Wild camping or campsite? The beauty about Scotland is that you can (pretty much) wild camp anywhere, even where it says ‘no overnight camping’, which isn’t that often. We won’t park where there’s a sign that tells you you can’t, but apparently the police will not move you on. It’s all to do with the ‘right to roam’ part of the Scottish constitution which allows you to (pretty much) walk anywhere you like.
As a result Scotland is, like France which has the same sort of approach, a boon for wild camping. And, as there are plenty of gravelly parking places with some fab views, you sort of want to wild camp. The views are enticing you to. And we have … and we do. And when you find yourself on your own, with nights as black as pitch, with deer wandering around where you are, it is a difficult draw to ignore.
So why don’t we do it all the time up here? Two reasons. First we have to fill with water and empty our loo. Unlike France where there are aires (purpose built motorhome stops most with facilities) in almost every village, there is nothing similar here. Yes, you could use the odd public convenience, and we have on one or two occasions (not this time), but it is frowned upon as you can’t help not making a bit of a mess and it is always difficult to clear up afterwards. And it’s not a mess you want to leave lying around. Also, public loos do not generally have drinking water that’s easy to get at, and, again, taking it is frowned upon.
We can survive a week with a full tank of water (110 litres) but only 3 nights, maybe 4 max, with our loo. I am going to get a spare ‘cassette’ for our loo and this should allow us to roam free for a week. But, up here we would still need to stay in a campsite one day in seven. [Insofar as charging batteries, etc, our system is so efficient now that I have everything sorted, we have been ‘off grid’ for 4 weeks in late autumn in France without a worry, so it’s not a problem for us … but it might be for you.]
Which is fine, because, whilst I don’t like spending the money (you’re working on between £17 and £30 a night here in Scotland – our three pitches have cost us £23; £25 and £18) staying on a campsite does give you that sense of freedom to open your doors and just let everything hang out. There is always something a little bit edgy about wild camping – not so on a campsite. And, whilst our shower is perfectly adequate, we always restrict the amount of water we use. On a campsite, that is not an issue.
So, it’s a balance, one forced on us by the need to get water and empty tanks. Which works well. Currently, now meandering home having had a fab couple of nights in Scourie campsite … with another 25 mile cycle ride that our thighs have yet to recover from … and then two nights wild camping in the back of beyond, we on Morvic Campsite. I’ve just run five klicks and C is out doing the same. We’ve got Cassie again, as Jen and James are heading home, and we are pushing south via Mallaig to see old work friends of C’s.

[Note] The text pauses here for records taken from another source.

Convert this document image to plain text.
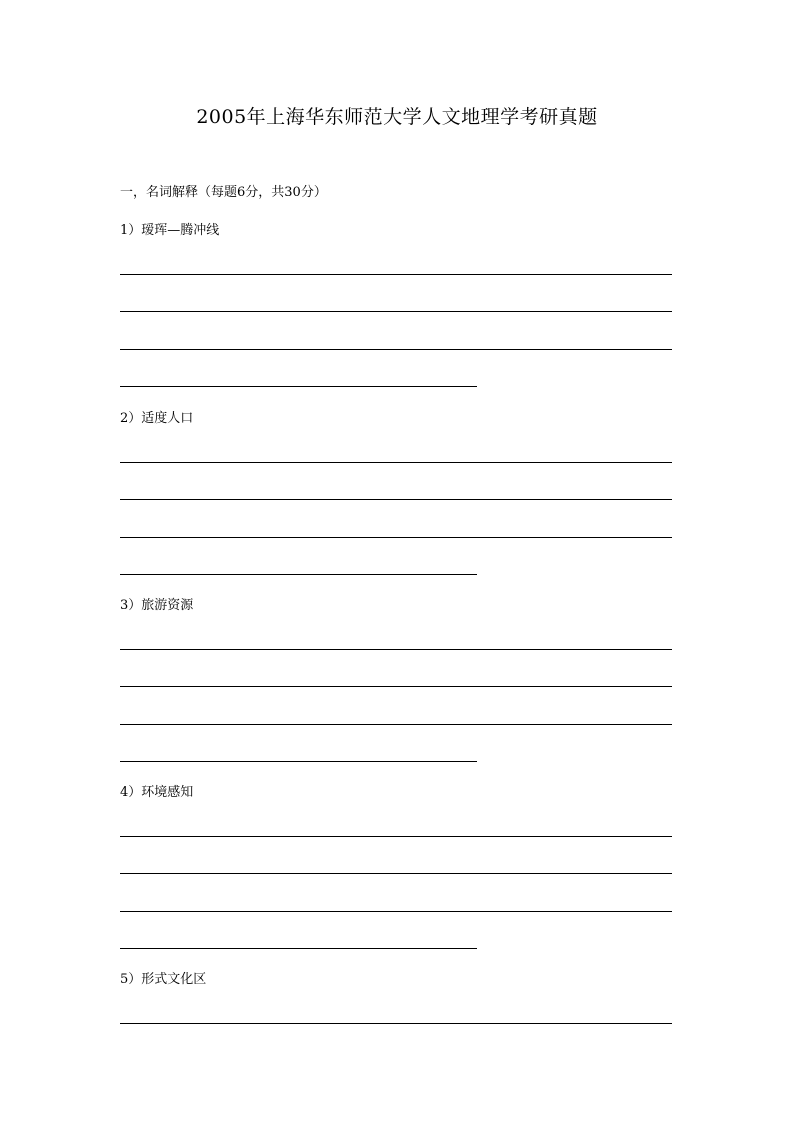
2005年上海华东师范大学人文地理学考研真题
一，名词解释（每题6分，共30分）
1）瑷珲—腾冲线
2）适度人口
3）旅游资源
4）环境感知
5）形式文化区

Home by Tuesday. Work at the school on Thursday. And then a busy time here and there, including a three-night stay in Paris in mid-October with Mary. I know, it’s a hard life. I should be writing book 6 by then. I’ve finished rewriting Unsuspecting Hero and we are now in the ‘reading out loud to C stage’, which really does help. It is a much better book now, even if I say so myself.
And good news: no politics today!
[John Redwood tweeted yesterday that it wasn’t the courts’ responsibility to preside on issues like the poroguing of parliament … it was parliament who should be debating the issue. I’m not quite sure he saw the irony of his tweet. Oh well.]